Grasshopper Soup: Know the code for your safety |

Grasshopper Soup: Know the code for your safety

Bob Sweigert
Special to the Sun

TAHOE CITY, Calif. – Maybe some of the near misses, hit and runs, torn ligaments and knee injuries on the ski slopes, all because one person had no concern for his or her own safety, can be avoided if skiers and snowboarders used brake lights and turn signals. They are already texting while skiing. I’ve seen them!

Not enough people have the sense to call out, “On your left,” or, “On your right” when passing another skier. Common sense is not so common anymore. People don’t even seem to care abut their own safety let alone the safety of others. It is time to make common sense, and the Skier Responsibility Code, more common.

The Code reads:

No. 1) Always stay in control and be able to stop or avoid other people or objects.

No. 2) People ahead of you have the right of way. It is your responsibility to avoid them.

No. 3) You must not stop where you obstruct a trail or are not visible from above.

No. 4) Whenever starting downhill or merging into a trail, look uphill and yield to others.

No. 5) Always use devices to help prevent runaway equipment.

No. 6) Observe all posted signs and warnings. Keep off closed trails and out of closed areas.

No. 7) Prior to using any lift, you must have the knowledge and ability to load, ride and unload safely. The Code also says it is your responsibility to know the code.

Intelligent people can figure out all by themselves that it is a bad idea to ski or snowboard close to someone without warning them, and to actually touch or hit them. But one of the most common instances involving negligence on the mountain is when skiers or snow boarders approach someone from behind without calling out a warning, resulting in what amounts to negligence if not assault. Often they act surprised and scold the person they intruded upon for turning in front of them. Turning on skis or snowboards is to be expected. Scolding others for your stupidity is not. It is lame.

Nearly everything we do in life requires training, testing and licensing. But skiers and snowboarders are not required to have any certification or license. If they can get on the chairlift, they can get on the mountain, and endanger themselves and everyone else. But beginners, novices, the illiterate, brain dead and out of control skiers and boarders are not the only problem. Some of the best riders are the worst violators of The Code.

The least anyone can do is think of their own safety first, and that may make them more inclined to remember The Code. Those seven simple, common sense rules, if everyone used them, make everyone more safe. If you evaluate every situation you find yourself in on the mountain you shouldn’t need anyone to tell you those seven rules, especially if you are an advanced or expert skier, or know how to use your brain.

It is astounding that so many experienced and capable skiers and snowboarders don’t even think to holler out, “On your left!” or, “On your right!” before they clip someone from behind. Communicating your approach could save you, and the rider you are about to pass, a horrendous Daytona 500 wreck with unintentional collateral damage.

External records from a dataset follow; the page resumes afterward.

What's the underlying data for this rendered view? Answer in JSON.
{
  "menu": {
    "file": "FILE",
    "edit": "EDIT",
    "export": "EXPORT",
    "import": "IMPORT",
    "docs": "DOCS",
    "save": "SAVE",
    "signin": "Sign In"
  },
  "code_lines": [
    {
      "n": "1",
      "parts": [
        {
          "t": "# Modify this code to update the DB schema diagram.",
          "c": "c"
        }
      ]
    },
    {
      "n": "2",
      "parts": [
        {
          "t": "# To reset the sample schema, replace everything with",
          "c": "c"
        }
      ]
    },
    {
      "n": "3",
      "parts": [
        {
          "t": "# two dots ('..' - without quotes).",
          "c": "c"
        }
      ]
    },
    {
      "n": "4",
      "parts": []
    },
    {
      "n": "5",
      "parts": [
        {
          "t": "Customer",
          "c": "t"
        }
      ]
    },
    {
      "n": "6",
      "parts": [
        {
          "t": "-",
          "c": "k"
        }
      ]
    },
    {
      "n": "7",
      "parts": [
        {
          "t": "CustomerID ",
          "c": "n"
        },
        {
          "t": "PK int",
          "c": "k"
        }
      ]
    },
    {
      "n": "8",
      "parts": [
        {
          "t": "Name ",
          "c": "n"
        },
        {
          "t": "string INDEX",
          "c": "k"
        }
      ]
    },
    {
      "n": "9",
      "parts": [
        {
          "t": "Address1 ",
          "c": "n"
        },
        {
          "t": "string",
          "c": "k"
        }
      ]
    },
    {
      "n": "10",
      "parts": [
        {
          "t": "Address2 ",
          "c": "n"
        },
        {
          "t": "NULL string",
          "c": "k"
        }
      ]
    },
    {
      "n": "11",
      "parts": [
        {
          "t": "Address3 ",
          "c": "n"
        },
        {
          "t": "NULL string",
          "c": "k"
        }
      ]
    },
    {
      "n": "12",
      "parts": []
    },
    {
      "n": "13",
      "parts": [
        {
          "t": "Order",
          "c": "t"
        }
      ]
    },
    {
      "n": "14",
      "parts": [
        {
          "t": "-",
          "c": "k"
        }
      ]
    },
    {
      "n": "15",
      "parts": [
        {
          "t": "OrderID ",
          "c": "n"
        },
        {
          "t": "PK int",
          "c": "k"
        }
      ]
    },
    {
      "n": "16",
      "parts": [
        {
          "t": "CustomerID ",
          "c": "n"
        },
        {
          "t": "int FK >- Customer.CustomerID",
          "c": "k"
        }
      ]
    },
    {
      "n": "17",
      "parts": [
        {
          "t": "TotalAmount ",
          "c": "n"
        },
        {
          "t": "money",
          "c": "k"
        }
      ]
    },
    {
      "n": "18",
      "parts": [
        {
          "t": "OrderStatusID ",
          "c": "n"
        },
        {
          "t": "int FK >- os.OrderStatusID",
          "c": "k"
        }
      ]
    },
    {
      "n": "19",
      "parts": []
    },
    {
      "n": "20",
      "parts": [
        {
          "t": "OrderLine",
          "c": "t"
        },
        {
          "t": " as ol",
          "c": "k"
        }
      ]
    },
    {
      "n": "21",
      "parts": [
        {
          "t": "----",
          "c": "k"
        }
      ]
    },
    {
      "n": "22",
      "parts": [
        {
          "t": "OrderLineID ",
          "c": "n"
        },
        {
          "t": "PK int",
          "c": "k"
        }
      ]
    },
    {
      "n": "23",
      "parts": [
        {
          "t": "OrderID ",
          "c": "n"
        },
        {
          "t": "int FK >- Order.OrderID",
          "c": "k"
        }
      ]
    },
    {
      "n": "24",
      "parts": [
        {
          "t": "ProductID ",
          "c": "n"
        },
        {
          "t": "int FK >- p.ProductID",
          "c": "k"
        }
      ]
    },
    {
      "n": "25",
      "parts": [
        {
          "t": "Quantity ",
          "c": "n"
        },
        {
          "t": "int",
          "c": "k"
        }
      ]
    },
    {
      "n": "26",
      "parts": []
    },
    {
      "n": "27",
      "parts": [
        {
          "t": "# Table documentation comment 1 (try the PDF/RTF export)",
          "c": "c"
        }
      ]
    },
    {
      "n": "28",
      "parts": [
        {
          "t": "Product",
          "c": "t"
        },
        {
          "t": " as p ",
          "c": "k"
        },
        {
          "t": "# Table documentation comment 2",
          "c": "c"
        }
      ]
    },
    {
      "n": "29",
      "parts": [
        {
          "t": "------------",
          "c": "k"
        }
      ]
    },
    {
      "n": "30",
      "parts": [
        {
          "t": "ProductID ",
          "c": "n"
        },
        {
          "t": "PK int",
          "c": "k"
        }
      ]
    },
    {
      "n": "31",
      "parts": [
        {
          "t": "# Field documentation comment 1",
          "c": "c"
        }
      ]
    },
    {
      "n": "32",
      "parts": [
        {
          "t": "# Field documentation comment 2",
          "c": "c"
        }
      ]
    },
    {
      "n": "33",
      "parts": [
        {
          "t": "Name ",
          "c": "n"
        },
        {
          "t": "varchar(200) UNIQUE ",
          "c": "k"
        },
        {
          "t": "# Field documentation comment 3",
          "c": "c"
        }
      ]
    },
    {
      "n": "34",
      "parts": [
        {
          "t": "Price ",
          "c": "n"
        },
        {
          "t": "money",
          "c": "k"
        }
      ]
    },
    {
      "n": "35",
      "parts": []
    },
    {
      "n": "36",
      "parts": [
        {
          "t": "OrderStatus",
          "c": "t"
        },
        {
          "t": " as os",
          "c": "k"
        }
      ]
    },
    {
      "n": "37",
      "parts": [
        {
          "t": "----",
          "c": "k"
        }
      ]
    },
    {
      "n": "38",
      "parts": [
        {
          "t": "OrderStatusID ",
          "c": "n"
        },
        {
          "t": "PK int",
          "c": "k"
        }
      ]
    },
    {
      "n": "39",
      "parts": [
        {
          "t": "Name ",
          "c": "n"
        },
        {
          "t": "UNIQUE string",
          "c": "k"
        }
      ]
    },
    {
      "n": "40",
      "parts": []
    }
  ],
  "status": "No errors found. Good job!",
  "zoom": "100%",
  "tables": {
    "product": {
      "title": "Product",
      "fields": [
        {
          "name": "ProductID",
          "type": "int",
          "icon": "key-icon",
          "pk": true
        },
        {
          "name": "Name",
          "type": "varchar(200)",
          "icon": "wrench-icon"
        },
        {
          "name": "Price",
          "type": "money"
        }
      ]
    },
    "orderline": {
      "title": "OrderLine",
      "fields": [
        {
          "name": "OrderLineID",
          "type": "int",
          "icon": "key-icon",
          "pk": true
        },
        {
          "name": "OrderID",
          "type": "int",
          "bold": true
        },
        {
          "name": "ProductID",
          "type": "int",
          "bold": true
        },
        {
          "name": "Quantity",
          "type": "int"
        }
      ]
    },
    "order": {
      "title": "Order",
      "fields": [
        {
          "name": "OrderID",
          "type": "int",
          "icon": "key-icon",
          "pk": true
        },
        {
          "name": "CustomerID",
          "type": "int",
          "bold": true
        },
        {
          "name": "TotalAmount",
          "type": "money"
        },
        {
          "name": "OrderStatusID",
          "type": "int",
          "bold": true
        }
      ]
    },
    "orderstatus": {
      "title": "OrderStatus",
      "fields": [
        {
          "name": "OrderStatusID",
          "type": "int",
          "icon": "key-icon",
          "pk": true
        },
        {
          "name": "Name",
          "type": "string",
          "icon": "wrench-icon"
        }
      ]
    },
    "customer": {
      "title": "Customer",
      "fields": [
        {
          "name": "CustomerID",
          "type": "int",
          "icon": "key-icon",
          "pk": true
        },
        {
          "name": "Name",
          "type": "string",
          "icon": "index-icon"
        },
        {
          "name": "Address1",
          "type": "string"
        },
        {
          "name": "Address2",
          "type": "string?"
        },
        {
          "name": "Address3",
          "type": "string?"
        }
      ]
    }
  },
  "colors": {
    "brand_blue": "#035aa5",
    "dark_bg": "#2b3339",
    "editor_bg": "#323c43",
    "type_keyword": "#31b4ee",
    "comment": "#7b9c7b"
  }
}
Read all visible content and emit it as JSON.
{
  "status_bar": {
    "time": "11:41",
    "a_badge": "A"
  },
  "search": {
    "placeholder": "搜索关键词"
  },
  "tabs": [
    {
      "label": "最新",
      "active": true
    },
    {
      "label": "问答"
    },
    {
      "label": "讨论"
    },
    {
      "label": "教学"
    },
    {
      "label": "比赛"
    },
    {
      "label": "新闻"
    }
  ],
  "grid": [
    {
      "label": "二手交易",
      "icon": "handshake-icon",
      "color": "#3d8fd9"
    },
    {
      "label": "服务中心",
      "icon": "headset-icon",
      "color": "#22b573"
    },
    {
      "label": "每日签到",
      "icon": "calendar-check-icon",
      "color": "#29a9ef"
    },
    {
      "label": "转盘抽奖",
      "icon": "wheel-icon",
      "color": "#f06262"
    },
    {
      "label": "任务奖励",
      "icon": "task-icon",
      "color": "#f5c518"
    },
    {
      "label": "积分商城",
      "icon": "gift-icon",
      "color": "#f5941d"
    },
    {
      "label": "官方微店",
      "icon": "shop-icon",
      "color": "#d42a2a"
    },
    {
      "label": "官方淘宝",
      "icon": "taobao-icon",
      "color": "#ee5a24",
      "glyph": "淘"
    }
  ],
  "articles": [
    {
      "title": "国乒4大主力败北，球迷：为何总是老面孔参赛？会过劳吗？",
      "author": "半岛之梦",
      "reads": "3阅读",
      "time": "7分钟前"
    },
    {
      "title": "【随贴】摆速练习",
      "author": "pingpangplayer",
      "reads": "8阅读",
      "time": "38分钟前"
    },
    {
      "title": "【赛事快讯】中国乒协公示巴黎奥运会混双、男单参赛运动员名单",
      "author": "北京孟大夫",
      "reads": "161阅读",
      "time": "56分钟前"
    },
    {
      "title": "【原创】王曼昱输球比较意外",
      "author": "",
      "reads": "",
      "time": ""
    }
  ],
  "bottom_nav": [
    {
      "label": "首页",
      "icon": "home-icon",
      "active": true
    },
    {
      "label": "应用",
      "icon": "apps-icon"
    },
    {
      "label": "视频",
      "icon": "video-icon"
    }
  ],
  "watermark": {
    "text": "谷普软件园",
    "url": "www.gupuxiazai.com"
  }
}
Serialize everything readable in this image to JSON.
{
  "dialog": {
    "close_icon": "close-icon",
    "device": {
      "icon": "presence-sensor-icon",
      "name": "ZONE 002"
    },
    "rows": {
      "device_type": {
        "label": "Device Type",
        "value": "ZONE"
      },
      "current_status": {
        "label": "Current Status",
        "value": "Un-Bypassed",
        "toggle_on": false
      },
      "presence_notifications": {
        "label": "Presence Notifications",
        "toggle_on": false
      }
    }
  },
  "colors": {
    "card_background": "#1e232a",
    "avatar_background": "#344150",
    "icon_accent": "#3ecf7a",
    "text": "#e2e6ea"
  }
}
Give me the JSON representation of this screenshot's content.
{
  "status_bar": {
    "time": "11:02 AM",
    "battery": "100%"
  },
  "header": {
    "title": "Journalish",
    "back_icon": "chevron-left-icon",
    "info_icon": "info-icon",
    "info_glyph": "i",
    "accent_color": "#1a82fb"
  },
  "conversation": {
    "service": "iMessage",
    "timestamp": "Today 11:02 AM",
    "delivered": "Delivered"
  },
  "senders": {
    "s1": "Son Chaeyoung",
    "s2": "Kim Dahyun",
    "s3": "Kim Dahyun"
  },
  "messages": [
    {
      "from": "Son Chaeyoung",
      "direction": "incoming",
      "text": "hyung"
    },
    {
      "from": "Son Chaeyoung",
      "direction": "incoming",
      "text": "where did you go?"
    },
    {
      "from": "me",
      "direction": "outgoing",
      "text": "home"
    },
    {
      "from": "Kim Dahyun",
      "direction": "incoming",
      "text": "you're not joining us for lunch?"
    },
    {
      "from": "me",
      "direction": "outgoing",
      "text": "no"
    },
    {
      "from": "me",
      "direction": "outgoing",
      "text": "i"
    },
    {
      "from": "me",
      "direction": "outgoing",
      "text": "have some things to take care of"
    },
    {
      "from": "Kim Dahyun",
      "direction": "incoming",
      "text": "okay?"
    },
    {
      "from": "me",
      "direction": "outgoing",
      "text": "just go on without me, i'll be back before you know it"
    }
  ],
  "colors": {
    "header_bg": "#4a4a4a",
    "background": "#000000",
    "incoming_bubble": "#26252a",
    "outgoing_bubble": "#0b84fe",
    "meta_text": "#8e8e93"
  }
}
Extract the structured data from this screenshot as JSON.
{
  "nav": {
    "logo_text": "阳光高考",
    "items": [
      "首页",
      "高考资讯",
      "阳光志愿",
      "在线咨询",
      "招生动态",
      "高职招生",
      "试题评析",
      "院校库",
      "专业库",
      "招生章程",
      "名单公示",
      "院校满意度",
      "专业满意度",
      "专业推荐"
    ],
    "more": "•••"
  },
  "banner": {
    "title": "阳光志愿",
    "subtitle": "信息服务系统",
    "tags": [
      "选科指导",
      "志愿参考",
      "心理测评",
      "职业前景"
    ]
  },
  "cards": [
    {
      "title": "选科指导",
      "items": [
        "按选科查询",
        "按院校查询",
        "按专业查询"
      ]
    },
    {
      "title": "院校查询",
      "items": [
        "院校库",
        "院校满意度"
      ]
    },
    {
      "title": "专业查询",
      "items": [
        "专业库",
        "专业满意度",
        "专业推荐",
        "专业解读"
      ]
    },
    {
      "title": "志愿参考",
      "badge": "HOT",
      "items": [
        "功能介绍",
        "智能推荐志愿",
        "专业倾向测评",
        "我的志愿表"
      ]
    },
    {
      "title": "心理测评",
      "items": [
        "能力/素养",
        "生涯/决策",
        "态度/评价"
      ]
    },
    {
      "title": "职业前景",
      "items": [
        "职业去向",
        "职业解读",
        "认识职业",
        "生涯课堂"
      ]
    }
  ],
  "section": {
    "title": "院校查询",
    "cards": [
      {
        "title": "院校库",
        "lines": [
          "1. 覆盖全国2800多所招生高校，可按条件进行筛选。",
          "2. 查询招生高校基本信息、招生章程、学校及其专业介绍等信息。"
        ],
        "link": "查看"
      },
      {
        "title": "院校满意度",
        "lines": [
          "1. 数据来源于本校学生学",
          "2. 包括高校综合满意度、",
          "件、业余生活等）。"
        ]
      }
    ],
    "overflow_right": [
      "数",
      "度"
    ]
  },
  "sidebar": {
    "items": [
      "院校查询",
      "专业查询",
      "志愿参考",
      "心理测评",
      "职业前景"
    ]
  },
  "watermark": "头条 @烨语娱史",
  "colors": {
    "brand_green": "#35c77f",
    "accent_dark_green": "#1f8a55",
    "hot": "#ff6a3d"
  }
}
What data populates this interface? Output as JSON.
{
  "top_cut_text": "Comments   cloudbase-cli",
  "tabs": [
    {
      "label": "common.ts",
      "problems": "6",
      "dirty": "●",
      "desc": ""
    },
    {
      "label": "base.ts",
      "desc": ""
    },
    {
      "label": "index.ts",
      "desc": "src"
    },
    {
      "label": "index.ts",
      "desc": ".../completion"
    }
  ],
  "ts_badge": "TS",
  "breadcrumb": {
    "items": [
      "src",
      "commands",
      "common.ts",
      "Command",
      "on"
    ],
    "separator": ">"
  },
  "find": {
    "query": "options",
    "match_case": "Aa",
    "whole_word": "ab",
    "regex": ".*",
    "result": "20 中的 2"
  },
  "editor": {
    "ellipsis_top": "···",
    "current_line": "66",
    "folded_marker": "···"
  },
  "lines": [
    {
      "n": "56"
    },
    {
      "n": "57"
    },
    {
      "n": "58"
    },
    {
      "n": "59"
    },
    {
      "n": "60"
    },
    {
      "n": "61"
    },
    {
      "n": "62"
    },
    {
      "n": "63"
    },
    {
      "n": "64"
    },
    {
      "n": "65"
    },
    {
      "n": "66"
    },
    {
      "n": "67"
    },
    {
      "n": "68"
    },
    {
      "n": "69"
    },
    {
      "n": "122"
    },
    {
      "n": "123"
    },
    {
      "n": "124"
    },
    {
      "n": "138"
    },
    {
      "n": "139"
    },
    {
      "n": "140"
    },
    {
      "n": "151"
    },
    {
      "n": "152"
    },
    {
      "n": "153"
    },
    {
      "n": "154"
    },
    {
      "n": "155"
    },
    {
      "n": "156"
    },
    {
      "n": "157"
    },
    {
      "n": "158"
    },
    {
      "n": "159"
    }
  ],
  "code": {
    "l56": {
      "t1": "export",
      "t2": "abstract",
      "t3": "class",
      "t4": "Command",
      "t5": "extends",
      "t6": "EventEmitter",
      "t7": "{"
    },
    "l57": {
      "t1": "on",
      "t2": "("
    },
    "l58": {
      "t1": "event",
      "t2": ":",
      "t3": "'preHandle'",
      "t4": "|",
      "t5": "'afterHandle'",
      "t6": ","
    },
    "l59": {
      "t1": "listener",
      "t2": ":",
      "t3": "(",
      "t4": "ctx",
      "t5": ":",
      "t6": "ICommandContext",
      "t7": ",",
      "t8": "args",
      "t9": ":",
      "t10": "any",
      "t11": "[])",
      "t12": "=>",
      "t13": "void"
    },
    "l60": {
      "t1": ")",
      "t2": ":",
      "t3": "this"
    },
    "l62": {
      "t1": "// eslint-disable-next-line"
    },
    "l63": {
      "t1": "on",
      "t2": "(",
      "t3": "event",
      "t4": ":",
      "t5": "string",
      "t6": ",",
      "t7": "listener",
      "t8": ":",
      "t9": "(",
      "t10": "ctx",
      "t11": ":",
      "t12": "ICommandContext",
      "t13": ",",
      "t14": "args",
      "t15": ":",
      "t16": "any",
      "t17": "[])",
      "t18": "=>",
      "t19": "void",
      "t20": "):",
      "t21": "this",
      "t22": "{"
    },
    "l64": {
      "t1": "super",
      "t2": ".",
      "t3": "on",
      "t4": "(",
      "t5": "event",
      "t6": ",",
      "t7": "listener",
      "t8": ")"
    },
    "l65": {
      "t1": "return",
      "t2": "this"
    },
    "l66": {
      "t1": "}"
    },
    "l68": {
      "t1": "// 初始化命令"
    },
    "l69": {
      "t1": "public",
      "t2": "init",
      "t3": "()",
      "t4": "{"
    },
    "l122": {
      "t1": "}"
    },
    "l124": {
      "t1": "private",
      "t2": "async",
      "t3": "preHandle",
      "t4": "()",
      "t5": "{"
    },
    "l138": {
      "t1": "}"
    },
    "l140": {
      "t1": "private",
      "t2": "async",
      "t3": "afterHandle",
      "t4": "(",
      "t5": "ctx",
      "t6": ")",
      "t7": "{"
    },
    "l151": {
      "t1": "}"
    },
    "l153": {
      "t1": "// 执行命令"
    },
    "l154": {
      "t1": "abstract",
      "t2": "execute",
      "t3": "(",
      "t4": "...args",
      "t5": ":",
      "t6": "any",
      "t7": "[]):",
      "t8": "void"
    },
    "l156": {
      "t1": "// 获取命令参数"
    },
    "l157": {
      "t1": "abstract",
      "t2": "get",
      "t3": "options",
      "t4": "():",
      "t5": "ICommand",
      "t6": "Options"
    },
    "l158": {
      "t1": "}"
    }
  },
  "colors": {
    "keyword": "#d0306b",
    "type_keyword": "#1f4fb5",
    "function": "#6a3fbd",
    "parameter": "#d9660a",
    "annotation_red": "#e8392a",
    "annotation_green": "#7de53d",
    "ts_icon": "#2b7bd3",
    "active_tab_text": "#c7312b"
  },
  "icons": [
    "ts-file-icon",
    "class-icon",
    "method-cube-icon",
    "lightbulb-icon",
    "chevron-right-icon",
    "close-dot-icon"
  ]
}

Scolding someone who you sneak up on from behind, and then crash into when they turn in front of you, regardless of the degree of harm, is psychotic. If you are going to ski that close to someone and not have enough sense to holler out, “On your left”, or, “On your right”, what are you doing, texting them to let them know you are unfriending them?

Calling out left or right should be rule No. 3 of The Code, making it eight simple rules. Experienced skiers and boarders will call it out so you don’t turn in front of them.

Common sense is knowing the difference between left and right, what “on your” means, and that “I am” is implied. Be smart! Say something!

Bob Sweigert is a Sierra Sun columnist, published poet, former college instructor and ski instructor. He has a B.A. and an M.A.T. from Gonzaga University. He has lived at Lake Tahoe for 30 years.